Ethiopian refugees released [Archives:2004/728/Local News]

April 12 2004

By Peter Willems
Yemen Times Staff

The majority of Ethiopians who were rounded up three weeks ago at the end of their sit-in at the UNHCR headquarters in Sana'a were released on the morning of the 9th April.
A government official said that the refugees, who camped out next to the UN building for over five weeks, were released “after they agreed not to carry out another sit-in or disturb any foreign mission in Yemen.”
According to the official, the refugees were allowed to go free in small groups at different times, but until now, a small group of refugees that led the sit-in remain in jail, refusing to strike a deal with the authorities.
Government authorities forced the refugees to end the sit-in early on the morning of March 20. The government said they dismantled the protest because UNHCR had to close its headquarters due to security concerns and it affected other refugees in Yemen who needed assistance from UNHCR.
Over 120 Ethiopian refugees were reported to be jailed, while over 50 Ethiopian women, who came to UNHCR headquarters later the same morning to search for the protesters, were detained.

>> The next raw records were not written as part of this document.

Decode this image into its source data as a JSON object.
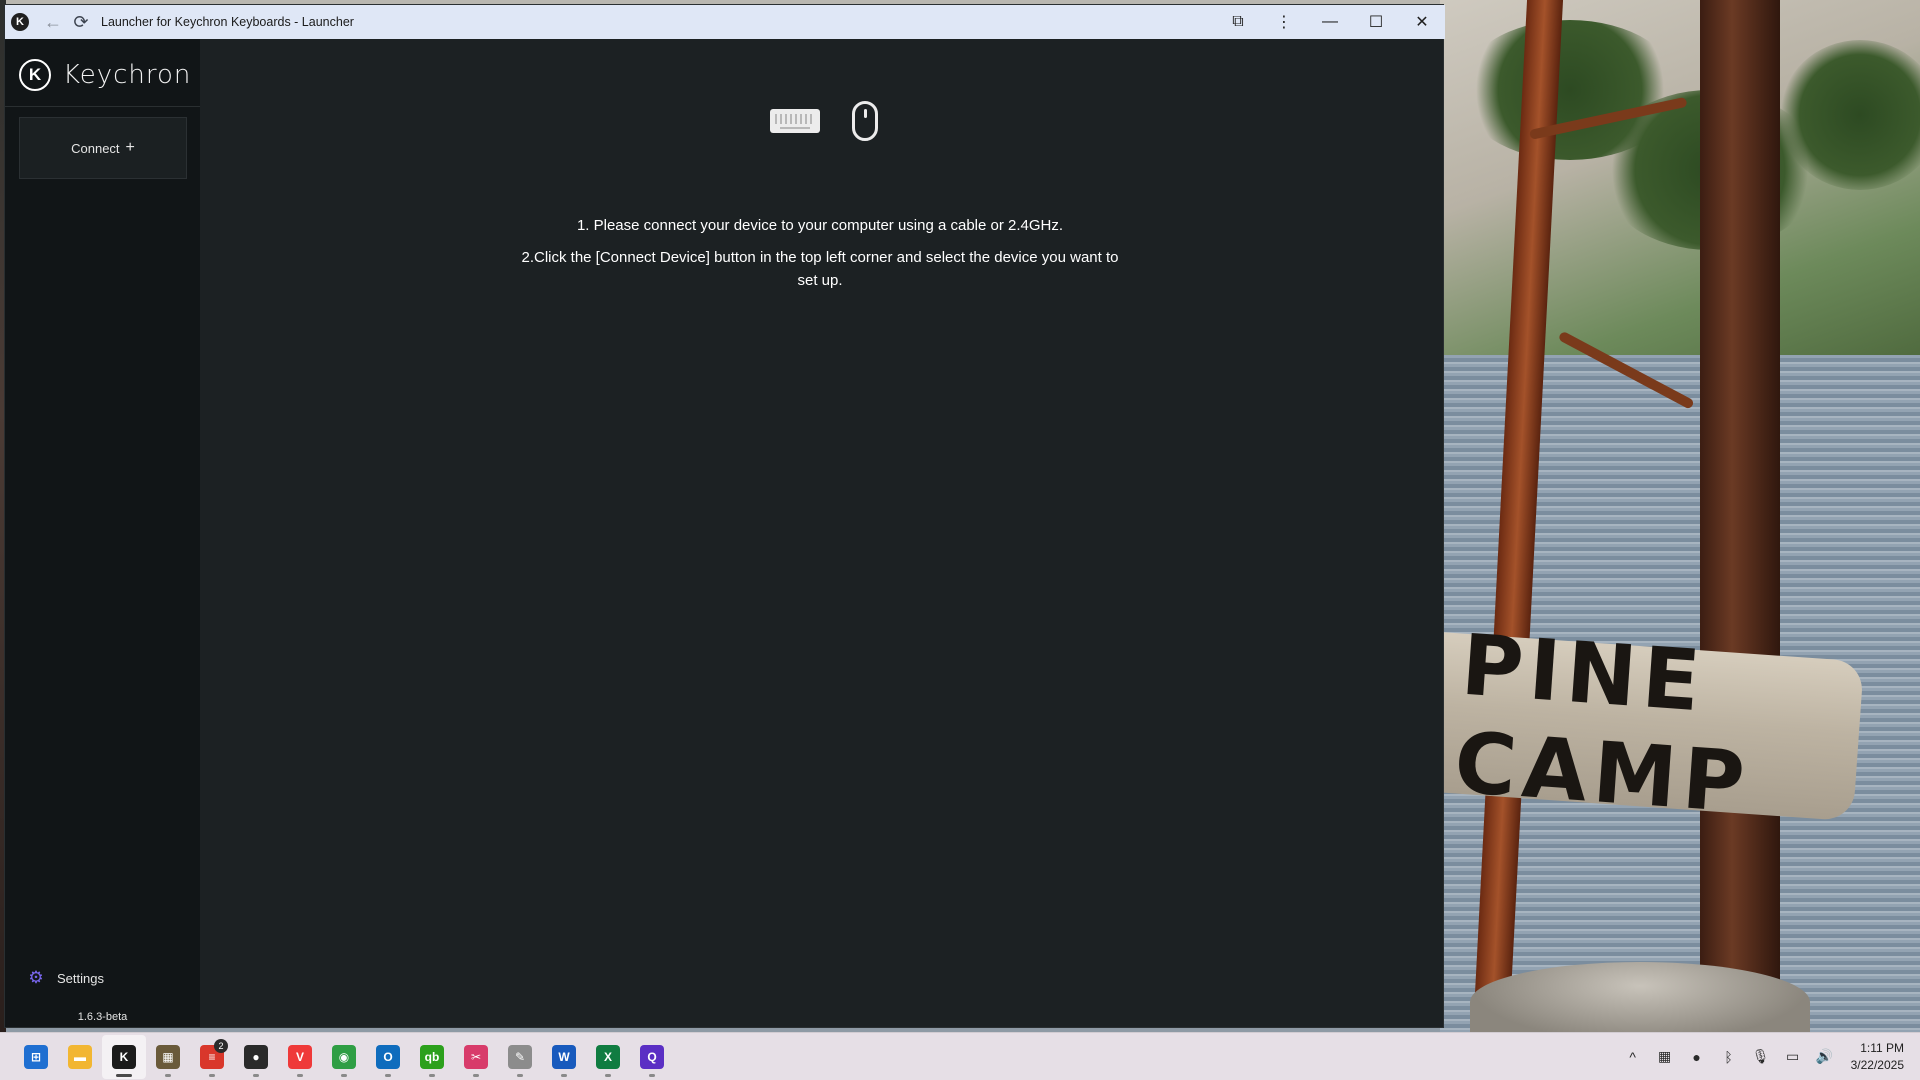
{
  "window": {
    "title": "Launcher for Keychron Keyboards - Launcher"
  },
  "sidebar": {
    "brand": "Keychron",
    "connect_label": "Connect",
    "settings_label": "Settings",
    "version": "1.6.3-beta"
  },
  "main": {
    "instruction_1": "1. Please connect your device to your computer using a cable or 2.4GHz.",
    "instruction_2": "2.Click the [Connect Device] button in the top left corner and select the device you want to set up."
  },
  "wallpaper": {
    "sign_text": "PINE CAMP"
  },
  "taskbar": {
    "apps": [
      {
        "name": "windows-start-icon",
        "color": "#1f6fd1",
        "glyph": "⊞"
      },
      {
        "name": "file-explorer-icon",
        "color": "#f2b632",
        "glyph": "▬"
      },
      {
        "name": "keychron-launcher-icon",
        "color": "#1b1b1b",
        "glyph": "K",
        "active": true
      },
      {
        "name": "notes-app-icon",
        "color": "#6a5a3a",
        "glyph": "▦"
      },
      {
        "name": "stack-app-icon",
        "color": "#d9372b",
        "glyph": "≡",
        "badge": "2"
      },
      {
        "name": "red-circle-app-icon",
        "color": "#2a2a2a",
        "glyph": "●"
      },
      {
        "name": "vivaldi-icon",
        "color": "#ef3939",
        "glyph": "V"
      },
      {
        "name": "chrome-icon",
        "color": "#2f9e44",
        "glyph": "◉"
      },
      {
        "name": "outlook-icon",
        "color": "#0f6cbd",
        "glyph": "O"
      },
      {
        "name": "quickbooks-icon",
        "color": "#2ca01c",
        "glyph": "qb"
      },
      {
        "name": "snipping-tool-icon",
        "color": "#d83b6a",
        "glyph": "✂"
      },
      {
        "name": "tool-app-icon",
        "color": "#8c8c8c",
        "glyph": "✎"
      },
      {
        "name": "word-icon",
        "color": "#185abd",
        "glyph": "W"
      },
      {
        "name": "excel-icon",
        "color": "#107c41",
        "glyph": "X"
      },
      {
        "name": "purple-app-icon",
        "color": "#5b2fc4",
        "glyph": "Q"
      }
    ],
    "tray": [
      {
        "name": "show-hidden-icons-icon",
        "glyph": "^"
      },
      {
        "name": "tray-app-icon",
        "glyph": "▦"
      },
      {
        "name": "color-app-icon",
        "glyph": "●"
      },
      {
        "name": "bluetooth-icon",
        "glyph": "ᛒ"
      },
      {
        "name": "microphone-icon",
        "glyph": "🎙"
      },
      {
        "name": "network-icon",
        "glyph": "▭"
      },
      {
        "name": "volume-icon",
        "glyph": "🔊"
      }
    ],
    "time": "1:11 PM",
    "date": "3/22/2025"
  }
}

The women were released from jail after one week.
Representatives of the refugees who participated in the sit-in have said their protest was to gain citizenship in Yemen or in a third country. They chose to protest next to UNHCR's headquarters because after living in Yemen for 13 years with no clear future in sight, they wanted UNHCR to find them a solution.
UNHCR said that it is a facilitator, able to offer assistance to refugees seeking basic rights and freedom in Yemen and to encourage the Yemeni Government to offer them citizenship or help them gain resettlement elsewhere.
One Ethiopian refugee who was involved in the sit-in said Yemeni policemen used batons, water hoses and tear gas to force the refugees to end their protest. He said that several men and women were injured after being beaten.
Other witnesses have said that after government authorities warned the refugees to leave the premises, the protesters yelled and threw rocks at the policemen, which forced the authorities to remove the protesters physically.
The Ministry of Foreign Affairs, which has a department dealing with African refugees, has said that the Ethiopian refugees can remain in Yemen under refugee status. During the sit-in, UNHCR attempted several times to help the refugees find another country to gain citizenship, but the protesters refused to cooperate and demanded that UNHCR find a permanent location.
The protesters who participated in the sit-in belong to Ethiopian Naval and Civilian Refugees. They are part of around 600 Ethiopians who defected from their country in 1991. They handed over 14 warships to the Yemeni Government when they first arrived in Yemen.
Most governments believe that dealing with refugees who were once in the military is a sensitive issue.